Removing that error sped things up where I am now getting around 600 FPS, but that is still slow.
Our old single-threaded deferred renderer runs at 1000 FPS with the same scene, and the new multithreaded forward renderer should be as fast or faster.[/QUOTE]
Well, you do what you have to do to make it fast. But whether that is an error depends on your buffer usage and the driver. Are you calling glBufferData with a non-NULL pointer repeatedly and/or with a different size? If so, yes, you should probably avoid that.
On NVidia drivers, if you’re re-specifying the same amount of data each update, orphaning the buffer (see this page for details) can be very fast and avoid internal driver synchronization potentially required (due to other references to that same buffer object in the pipeline that are still “in-flight”).
First, I’d recommend you benchmark in milliseconds/frame rather than frames/sec … for many reasons, not the least of which is it actually makes sense to talk about how much your texture buffer object (TBO) update method actually costs you so you can optimize it. Please do read this for details.
Next, I would disable your per-frame TBO updates and time frames with out them. How many msec/frame? Then add those TBO updates back in and re-time your frames. What’s the difference? With this crucial data, you know exactly how much time is tied up in the update specifically, and whether it’s the “big fish”. If it is, you can focus on optimizing its time consumption specifically.
As to methods to optimize your buffer object updates, see this page: Buffer Object Streaming. That said, TBOs are weird beasts that make it a little bit hard to apply some of these techniques. It’s easier when you’re just binding buffer objects directly to the shader.

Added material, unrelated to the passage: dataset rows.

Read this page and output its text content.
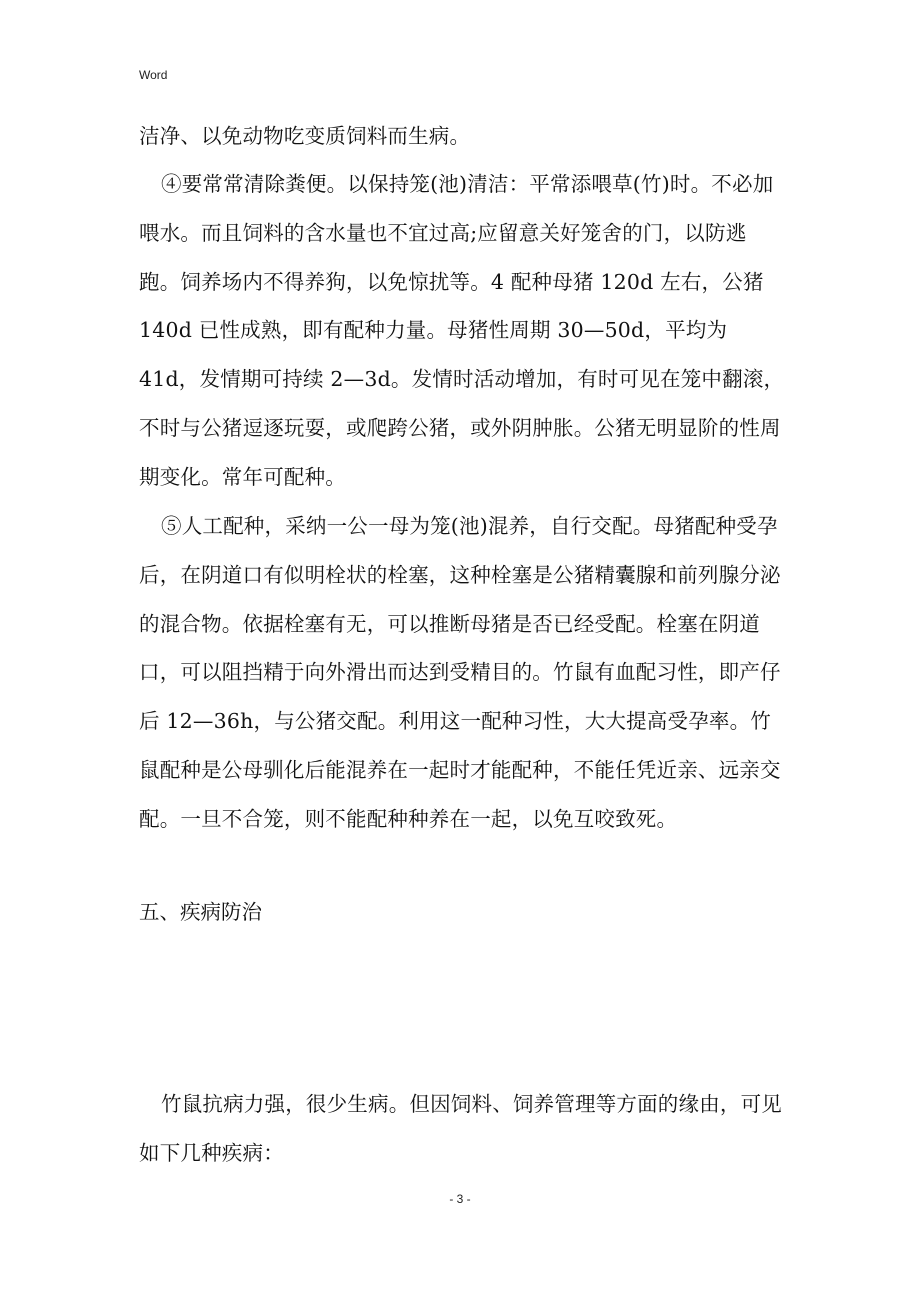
Word

洁净、以免动物吃变质饲料而生病。

④要常常清除粪便。以保持笼(池)清洁：平常添喂草(竹)时。不必加喂水。而且饲料的含水量也不宜过高;应留意关好笼舍的门，以防逃跑。饲养场内不得养狗，以免惊扰等。4 配种母猪 120d 左右，公猪 140d 已性成熟，即有配种力量。母猪性周期 30—50d，平均为 41d，发情期可持续 2—3d。发情时活动增加，有时可见在笼中翻滚，不时与公猪逗逐玩耍，或爬跨公猪，或外阴肿胀。公猪无明显阶的性周期变化。常年可配种。

⑤人工配种，采纳一公一母为笼(池)混养，自行交配。母猪配种受孕后，在阴道口有似明栓状的栓塞，这种栓塞是公猪精囊腺和前列腺分泌的混合物。依据栓塞有无，可以推断母猪是否已经受配。栓塞在阴道口，可以阻挡精于向外滑出而达到受精目的。竹鼠有血配习性，即产仔后 12—36h，与公猪交配。利用这一配种习性，大大提高受孕率。竹鼠配种是公母驯化后能混养在一起时才能配种，不能任凭近亲、远亲交配。一旦不合笼，则不能配种种养在一起，以免互咬致死。

五、疾病防治

竹鼠抗病力强，很少生病。但因饲料、饲养管理等方面的缘由，可见如下几种疾病：

- 3 -
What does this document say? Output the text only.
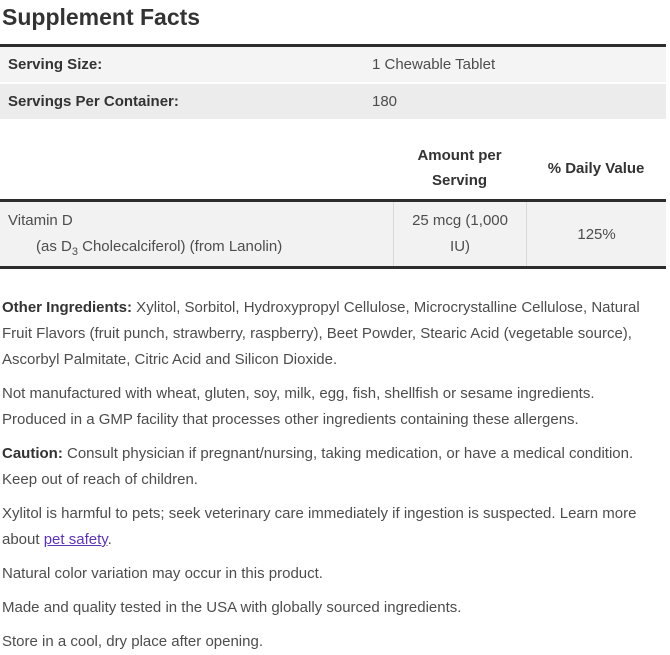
Supplement Facts
Serving Size:	1 Chewable Tablet
Servings Per Container:	180
Amount per Serving
% Daily Value
Vitamin D
(as $D_3$ Cholecalciferol) (from Lanolin)
25 mcg (1,000 IU)
125%

Other Ingredients: Xylitol, Sorbitol, Hydroxypropyl Cellulose, Microcrystalline Cellulose, Natural Fruit Flavors (fruit punch, strawberry, raspberry), Beet Powder, Stearic Acid (vegetable source), Ascorbyl Palmitate, Citric Acid and Silicon Dioxide.

Not manufactured with wheat, gluten, soy, milk, egg, fish, shellfish or sesame ingredients. Produced in a GMP facility that processes other ingredients containing these allergens.

Caution: Consult physician if pregnant/nursing, taking medication, or have a medical condition. Keep out of reach of children.

Xylitol is harmful to pets; seek veterinary care immediately if ingestion is suspected. Learn more about pet safety.

Natural color variation may occur in this product.

Made and quality tested in the USA with globally sourced ingredients.

Store in a cool, dry place after opening.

Especially with NVidia bindless extensions where you can pipe the GPU address for the buffer object(s) directly into the shader, bypassing all the binding mess.
I suspect that texture buffers are slower than uniform buffers, but more testing is needed.
From what I’ve read your guess is probably correct. Expect “ordinary uniforms” to be very fast, with uniform buffer objects being next. On NVidia, these can be cached in the fast shared mem local to the GPU multiprocessors. Next-up is probably ordinary textures, with access sped-up through texture tiling and texture caches. And tailing those are things are things which (due to their maximum sizes) virtually have to live in slower global GPU memory such as TBOs and SSBOs. IIRC, the driver does use part of the GPU shared memory as a global memory access cache, which’ll should help with accessing these latter types somewhat, if there’s repetition in or locality of access to global memory.